Territory owners responded to experimentally silenced, intruding
male conspecifics differently than to normal, non-silenced intruders.
We observed two different owners directing pendulum dives at a silenced
intruder, whereas we never observed owners directing pendulum dives
at non-silenced, adult intruders. Silenced intruders, more than
normal intruders, went unnoticed altogether or were unnoticed initially
upon entry before being chased out by territory owners (Fig.
4). Flight patterns of silenced intruders that might have caused
them to go unnoticed, e.g. flying low in the vegetation, were not
observed. Although both silenced and normal intruders were chased
off territories eventually, territory owners initially behaved passively
toward normal intruders more often than toward silenced intruders
Restoration of the Wing Whistle
Male hummingbirds exhibited a return to normal territorial behaviour
accompanying the return of the wing whistle. For bird OT, as shown
in Fig. 5, most variables that
altered significantly in all birds as a result of silencing returned
after whistle restoration to almost exactly the same levels as before
silencing.
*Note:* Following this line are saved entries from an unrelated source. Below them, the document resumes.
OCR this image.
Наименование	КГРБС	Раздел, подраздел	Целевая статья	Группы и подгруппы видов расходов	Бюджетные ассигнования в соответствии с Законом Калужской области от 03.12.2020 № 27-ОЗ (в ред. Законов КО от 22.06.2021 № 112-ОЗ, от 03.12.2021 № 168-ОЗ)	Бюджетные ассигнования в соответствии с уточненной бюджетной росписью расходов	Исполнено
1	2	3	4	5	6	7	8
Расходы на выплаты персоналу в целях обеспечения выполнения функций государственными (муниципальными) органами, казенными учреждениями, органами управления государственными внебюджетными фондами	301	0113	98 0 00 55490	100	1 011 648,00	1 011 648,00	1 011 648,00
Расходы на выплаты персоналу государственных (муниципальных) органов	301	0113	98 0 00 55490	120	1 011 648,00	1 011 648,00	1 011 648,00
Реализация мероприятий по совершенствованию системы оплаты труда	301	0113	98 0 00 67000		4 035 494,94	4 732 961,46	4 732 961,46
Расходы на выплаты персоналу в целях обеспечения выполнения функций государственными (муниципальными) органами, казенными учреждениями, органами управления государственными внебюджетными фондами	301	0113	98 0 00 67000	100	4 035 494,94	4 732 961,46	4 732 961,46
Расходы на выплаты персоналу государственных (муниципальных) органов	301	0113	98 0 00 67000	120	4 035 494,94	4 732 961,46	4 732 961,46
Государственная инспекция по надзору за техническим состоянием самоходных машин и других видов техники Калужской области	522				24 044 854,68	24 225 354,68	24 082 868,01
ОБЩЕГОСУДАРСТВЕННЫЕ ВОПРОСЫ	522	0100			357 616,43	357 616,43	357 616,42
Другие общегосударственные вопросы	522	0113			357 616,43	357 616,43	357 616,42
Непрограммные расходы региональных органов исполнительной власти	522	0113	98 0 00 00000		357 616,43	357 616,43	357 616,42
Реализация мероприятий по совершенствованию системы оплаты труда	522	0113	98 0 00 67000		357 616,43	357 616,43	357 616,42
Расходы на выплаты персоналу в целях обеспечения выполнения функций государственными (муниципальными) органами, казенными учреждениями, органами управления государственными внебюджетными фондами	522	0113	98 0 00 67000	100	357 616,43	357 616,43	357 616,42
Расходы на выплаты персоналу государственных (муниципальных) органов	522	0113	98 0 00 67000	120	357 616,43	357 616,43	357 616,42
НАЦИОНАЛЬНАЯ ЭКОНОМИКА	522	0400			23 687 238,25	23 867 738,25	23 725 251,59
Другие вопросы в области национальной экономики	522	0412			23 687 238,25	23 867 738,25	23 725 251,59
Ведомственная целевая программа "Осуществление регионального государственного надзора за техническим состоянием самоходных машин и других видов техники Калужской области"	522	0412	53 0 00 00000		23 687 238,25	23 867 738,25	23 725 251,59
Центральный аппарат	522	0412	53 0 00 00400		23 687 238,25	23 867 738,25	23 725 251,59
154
The only variable that did not alter as a result of silencing
for bird OT was chase duration (Fig.
5e); nevertheless, it was the same after whistle restoration
as before silencing. For two other birds with restored wing whistles,
no observations were made before silencing and hence we cannot assert
that they returned to presilenced levels of behaviour.
The three whistle-restored birds did not differ from the six (seven
for Fig. 5f) non-silenced birds
for variables in Figs 5a, 5e, and
5f (P > 0.05; randomization test). They did differ for
variables in Figs 5b and 5c (P
= 0.02; randomization test) but not in the predicted direction;
that is, whistle-restored birds were even less passive toward intruders
(less like silenced birds) than were non-silenced birds.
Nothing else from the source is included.